Beyond urging people stay inside and use air purifiers if they have them, Dr. Aimin Chen, another director of the center, said there is not much more the city could be doing in the immediate crisis. The chronic problems run so deep that acute responses are inevitably limited.

The Air Quality Index in the city topped 400 overnight, which is deemed "hazardous" by the Environmental Protection Agency. By midday it had dropped to 189 — an improvement, but still firmly in the "unhealthy" zone.

Dr. Simmons said she was concerned that there could be higher admissions rates to hospitals and more people visiting emergency rooms. There had not yet been a spike, but she said that's not surprising, "given how high our baseline rate is anyhow."

Meagan Campbell and Dan Bilefsky

The wildfires convulsing Canada have helped focus experts on a vexing and potentially lifesaving question: How long would it take to evacuate residents when out-of-control blazes intensify?

The wait would be worryingly long in some cases, according to a leading expert who has modeled the projected duration of a mass evacuation of central Halifax, Nova Scotia — a maritime city where a wildfire late last month forced more than 16,000 people to evacuate and destroyed about 150 homes in a suburban area.

Such is the importance of whisking citizens to safety that firefighting authorities in British Columbia have asked people to prepare a go-bag and an evacuation plan.

But Ahsan Habib, director of the School of Planning at Dalhousie University, said his model showed that evacuating about 100,000 people from central Halifax at 10 a.m. on a weekday would take an estimated 23 hours. If there were traffic collisions, he added, it would take longer.

"We were surprised," said Dr. Habib, a transportation professor and expert on travel behavior analysis. "We double checked multiple times," he added. "In a very small time window, we are trying to move so many cars, and our city historically has narrow roads. We do not have any drills or even any kind of preparedness for how to do these things safely in general."

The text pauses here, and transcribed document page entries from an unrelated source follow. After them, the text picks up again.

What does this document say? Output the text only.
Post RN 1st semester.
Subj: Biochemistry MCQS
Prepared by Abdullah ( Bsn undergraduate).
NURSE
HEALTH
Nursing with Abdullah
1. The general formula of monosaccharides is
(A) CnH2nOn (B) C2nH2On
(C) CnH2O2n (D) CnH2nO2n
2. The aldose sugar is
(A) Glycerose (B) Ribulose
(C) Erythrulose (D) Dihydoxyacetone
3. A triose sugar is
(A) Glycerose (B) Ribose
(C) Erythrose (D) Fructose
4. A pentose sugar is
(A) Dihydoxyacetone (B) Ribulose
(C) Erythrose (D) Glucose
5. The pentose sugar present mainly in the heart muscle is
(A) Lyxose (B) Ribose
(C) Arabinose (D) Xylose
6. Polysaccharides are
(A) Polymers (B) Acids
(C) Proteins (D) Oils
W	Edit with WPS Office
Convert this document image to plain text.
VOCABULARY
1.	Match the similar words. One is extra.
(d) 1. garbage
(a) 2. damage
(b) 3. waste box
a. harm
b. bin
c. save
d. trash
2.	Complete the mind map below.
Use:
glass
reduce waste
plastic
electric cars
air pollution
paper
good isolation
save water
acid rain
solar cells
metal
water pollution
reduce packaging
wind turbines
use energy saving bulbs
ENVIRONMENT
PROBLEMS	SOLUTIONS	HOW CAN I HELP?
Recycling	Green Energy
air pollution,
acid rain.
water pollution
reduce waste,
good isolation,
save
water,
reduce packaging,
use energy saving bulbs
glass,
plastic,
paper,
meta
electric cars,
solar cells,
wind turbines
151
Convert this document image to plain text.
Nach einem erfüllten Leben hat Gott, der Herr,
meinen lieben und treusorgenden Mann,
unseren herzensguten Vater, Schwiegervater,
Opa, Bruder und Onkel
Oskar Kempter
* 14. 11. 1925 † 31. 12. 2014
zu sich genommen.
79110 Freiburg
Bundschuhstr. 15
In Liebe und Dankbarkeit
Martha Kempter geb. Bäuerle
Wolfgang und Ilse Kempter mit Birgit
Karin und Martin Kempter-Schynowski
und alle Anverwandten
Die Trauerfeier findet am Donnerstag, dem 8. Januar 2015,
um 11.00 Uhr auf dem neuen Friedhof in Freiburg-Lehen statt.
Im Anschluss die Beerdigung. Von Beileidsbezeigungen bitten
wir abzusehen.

That warning comes as Canadians have been grappling with the issue of preparedness. Canada is a sprawling country where wildfire emergency response management is handled by each of the 10 provinces and three territories, making coordination sometimes difficult. The challenges of evacuation have become all the more apparent at a time when firefighting resources are severely stretched.

Dr. Habib said the chaos during an evacuation could also lead to secondary fires or other incidents. "When things of this kind of scale happen, people get panicked," he said. "Disaster brings disaster."

The recent wildfires in Nova Scotia have been in relatively low-density population areas. But Dr. Habib warned that evacuating areas with larger populations would be far more difficult. He added that evacuating a university city like Halifax, where many students use bikes or public transportation, would also pose difficulties.

"What do we do with people who do not have cars? Younger folks — millennials for example, students for example," he asked. "It's a university town. We found there's a tremendous gap in how to evacuate those particular groups who don't have cars."